Die Intervention auf den Stationen waren bereits bei der Ist Analyse bereits bei 70%. Hier wurden jedoch vermehrt die Medikamente zur Symptombehandlung angewendet. Bei der Abschlussevaluation zeigte sich, dass die Interventionen deutlich früher begonnen und die Pflegerischen Intervention vermehrt angewendet wurden.

Fazit

Durch die Anwendung des 4 AT Score können deutlich mehr Patient*innen als gefährdet oder bereits delirant identifiziert werden. Dies ermöglicht es die geeigneten Interventionen frühzeitig zu beginnen und Patientenversorgung zu optimieren.

Die Schulung muss weiterhin regelmäßig angeboten werden, um neue Teammitglieder mit dem Prozess vertraut zu machen. Ebenso muss weiterhin auf das Thema Delir aufmerksam gemacht und die Pflegefachkräfte und Ärzte weiter Sensibilisiert werden.
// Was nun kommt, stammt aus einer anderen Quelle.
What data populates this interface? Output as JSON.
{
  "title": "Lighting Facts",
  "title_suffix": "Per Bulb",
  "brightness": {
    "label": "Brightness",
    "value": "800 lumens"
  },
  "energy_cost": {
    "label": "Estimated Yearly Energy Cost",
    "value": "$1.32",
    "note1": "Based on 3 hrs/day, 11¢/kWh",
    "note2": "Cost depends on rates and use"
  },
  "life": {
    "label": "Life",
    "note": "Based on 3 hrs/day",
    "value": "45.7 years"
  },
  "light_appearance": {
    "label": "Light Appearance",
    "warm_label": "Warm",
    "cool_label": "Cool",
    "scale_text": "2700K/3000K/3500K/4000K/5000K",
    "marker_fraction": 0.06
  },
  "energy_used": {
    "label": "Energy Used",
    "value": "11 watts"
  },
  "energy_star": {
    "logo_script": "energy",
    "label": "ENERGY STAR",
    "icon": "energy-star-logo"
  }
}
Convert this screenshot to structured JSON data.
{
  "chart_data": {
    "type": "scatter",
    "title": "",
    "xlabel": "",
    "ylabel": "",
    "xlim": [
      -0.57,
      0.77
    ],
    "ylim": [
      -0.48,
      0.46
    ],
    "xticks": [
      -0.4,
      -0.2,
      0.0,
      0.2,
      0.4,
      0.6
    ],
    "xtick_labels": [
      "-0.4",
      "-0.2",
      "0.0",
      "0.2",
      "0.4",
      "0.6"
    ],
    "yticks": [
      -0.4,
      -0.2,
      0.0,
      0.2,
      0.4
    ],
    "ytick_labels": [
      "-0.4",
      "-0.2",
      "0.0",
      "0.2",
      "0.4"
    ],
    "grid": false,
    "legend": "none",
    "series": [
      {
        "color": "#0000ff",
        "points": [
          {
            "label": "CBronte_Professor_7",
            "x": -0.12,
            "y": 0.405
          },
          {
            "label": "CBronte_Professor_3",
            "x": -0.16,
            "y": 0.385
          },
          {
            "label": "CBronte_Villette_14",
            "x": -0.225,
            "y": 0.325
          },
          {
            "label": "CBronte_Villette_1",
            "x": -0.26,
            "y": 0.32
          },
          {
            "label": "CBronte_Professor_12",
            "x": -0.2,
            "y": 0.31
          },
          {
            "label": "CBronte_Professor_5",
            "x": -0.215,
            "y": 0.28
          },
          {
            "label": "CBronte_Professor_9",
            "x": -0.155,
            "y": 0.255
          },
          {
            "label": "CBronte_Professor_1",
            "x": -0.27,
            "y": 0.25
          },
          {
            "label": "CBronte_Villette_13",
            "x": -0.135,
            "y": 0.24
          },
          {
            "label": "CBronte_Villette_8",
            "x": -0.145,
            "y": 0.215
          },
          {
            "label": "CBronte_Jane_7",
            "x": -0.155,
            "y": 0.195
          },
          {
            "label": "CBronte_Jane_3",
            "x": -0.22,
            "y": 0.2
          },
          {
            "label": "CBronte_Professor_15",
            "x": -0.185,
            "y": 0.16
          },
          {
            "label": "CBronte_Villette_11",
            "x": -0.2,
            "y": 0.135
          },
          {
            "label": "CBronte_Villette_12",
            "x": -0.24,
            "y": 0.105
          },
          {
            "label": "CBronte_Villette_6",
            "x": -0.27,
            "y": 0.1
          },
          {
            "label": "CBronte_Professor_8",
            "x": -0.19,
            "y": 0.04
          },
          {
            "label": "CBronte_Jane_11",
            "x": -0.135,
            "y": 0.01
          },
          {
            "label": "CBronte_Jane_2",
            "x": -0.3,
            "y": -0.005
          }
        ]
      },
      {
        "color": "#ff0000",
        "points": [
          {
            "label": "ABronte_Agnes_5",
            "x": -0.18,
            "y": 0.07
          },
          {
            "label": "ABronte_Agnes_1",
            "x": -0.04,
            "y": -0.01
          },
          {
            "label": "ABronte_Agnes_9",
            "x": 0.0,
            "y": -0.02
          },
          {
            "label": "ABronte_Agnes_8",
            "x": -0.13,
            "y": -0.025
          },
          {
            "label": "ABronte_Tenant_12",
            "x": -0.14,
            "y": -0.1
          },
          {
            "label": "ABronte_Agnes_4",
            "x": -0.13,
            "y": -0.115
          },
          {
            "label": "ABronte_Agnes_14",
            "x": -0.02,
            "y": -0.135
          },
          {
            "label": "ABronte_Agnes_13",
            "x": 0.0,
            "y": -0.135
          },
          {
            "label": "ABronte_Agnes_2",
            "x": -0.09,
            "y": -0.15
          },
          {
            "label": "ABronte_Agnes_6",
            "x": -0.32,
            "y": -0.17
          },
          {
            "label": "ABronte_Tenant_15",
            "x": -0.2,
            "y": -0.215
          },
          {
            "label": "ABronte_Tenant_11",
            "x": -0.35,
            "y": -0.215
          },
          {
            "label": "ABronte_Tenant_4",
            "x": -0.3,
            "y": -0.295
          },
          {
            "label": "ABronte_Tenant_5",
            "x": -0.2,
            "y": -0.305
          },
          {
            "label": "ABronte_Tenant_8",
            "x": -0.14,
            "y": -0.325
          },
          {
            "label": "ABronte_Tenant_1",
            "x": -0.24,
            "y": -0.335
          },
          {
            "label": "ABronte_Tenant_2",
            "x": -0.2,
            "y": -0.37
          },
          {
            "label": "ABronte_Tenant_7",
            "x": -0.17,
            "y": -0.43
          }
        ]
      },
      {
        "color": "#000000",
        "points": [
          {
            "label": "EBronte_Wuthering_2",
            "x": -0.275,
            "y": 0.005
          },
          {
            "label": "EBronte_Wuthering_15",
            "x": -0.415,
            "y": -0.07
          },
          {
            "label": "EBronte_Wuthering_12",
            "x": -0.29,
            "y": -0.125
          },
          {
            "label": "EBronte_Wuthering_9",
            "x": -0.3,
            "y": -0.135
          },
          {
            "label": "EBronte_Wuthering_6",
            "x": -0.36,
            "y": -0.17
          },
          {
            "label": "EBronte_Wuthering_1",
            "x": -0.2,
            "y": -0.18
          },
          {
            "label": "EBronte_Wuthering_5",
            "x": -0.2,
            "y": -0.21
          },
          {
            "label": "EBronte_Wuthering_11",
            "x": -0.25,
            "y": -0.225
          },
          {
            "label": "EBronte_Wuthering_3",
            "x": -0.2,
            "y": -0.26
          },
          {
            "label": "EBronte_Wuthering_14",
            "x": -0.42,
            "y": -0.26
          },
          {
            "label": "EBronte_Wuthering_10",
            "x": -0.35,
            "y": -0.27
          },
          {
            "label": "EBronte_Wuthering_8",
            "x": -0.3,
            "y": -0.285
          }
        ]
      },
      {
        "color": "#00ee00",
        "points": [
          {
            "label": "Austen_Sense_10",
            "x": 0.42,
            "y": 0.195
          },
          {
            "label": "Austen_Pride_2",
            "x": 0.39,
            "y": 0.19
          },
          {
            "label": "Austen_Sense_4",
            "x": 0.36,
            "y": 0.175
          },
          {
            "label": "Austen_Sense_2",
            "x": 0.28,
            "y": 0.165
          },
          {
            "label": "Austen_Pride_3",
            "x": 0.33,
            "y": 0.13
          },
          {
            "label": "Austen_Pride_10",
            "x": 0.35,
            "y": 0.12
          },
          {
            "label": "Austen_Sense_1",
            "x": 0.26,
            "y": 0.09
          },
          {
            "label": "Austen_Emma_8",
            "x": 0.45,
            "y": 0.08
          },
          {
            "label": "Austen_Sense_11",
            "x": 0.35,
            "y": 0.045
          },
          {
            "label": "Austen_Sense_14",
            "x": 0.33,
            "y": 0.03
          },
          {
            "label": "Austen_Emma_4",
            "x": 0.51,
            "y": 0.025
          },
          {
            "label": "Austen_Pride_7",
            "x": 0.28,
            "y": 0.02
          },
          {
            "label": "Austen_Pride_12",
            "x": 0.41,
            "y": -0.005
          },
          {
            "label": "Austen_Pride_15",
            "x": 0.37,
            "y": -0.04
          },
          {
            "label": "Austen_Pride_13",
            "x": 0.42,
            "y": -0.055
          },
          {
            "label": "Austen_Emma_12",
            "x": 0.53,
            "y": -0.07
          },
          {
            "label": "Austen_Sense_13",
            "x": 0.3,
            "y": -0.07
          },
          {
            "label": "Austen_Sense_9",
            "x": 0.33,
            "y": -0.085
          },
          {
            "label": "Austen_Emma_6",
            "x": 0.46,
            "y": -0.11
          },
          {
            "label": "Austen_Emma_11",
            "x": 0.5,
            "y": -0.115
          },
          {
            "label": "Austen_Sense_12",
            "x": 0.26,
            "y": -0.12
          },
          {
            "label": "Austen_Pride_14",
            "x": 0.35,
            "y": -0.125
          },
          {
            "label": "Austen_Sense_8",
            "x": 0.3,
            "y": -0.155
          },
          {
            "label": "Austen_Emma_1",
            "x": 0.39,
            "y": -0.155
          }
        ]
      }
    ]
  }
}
Die Evaluation zeigte auch, dass die Kommunikation zwischen den Berufsgruppen noch weiter ausgebaut werden muss, da bei den angeordneten Interventionen teilweiße nur eine Berufsgruppe vertreten war. Es ist ebenfalls zu überdenken das Programm der elektronischen Fallakte im Notfallzentrum anzupassen, damit die pflegerische Empfehlung automatisch bei einem 4 AT wert über eins, in den Verlegungsbericht eingefügt wird. Aktuell erfolgt dies durch die erhebenden Pflegefachkraft. Es zeigte sich jedoch, dass dies nicht bei jedem positiven 4 AT erfolgte.

 Delirmanagement in der Notaufnahme. Ein Best Practice Projekt zur Anpassung der Versorgungsprozesse

 

Literatur

Gross, A.; Jones R.; Habtemariam, D.; Fong, T.; Tommert, D.; Quach, L. (2012): Delirium and Long-term Cognitive Trajectory Among Persons With Dementia. Arch Int Med, 172 (17), S. 1324-1331.

Inouye, SK.; Westendorp, RG.; Saczynski, JS. (2014): Delirium in elderly people. Lancet, 383:911–922.

Maschke M. et al., Delir und Verwirrtheitszustände inklusive Alkoholentzugsdelir, S1-Leitlinie, 2020, in: Deutsche Gesellschaft für Neurologie (Hrsg.), Leitlinien für Diagnostik und Therapie in der Neurologie. Online: www.dgn.org/leitlinien (abgerufen am 02.09.2021)

Shenkin, S.; Fox, C.; Godfrey, M.; Siddiqi, N.; Goodacre, S.; Young, J.; Anand, A.; Grey, A.; Smith, J.; Ryan, T. (2018): Protocol for validation of the 4AT, a rapid screening tool for delirium: a multicentre prospective diagnostic test accuracy study. BMJ Open, 8 (2).

Tieges, Z.; Maclullich, A.; Anand, A.; Brookes, C.; Cassarino, M.; O'connor, M.; Ryan, D.; Saller, T.; Arora, R.; Chang, Y.; Agarwal, K.; Taffet, G.; Quinn, T.; Shenkin, SD.; Galvin, R. (2021): Diagnostic accuracy of the 4AT for delirium detection in older adults: systematic review and meta-analysis. Age Ageing.50 (3) :733-743.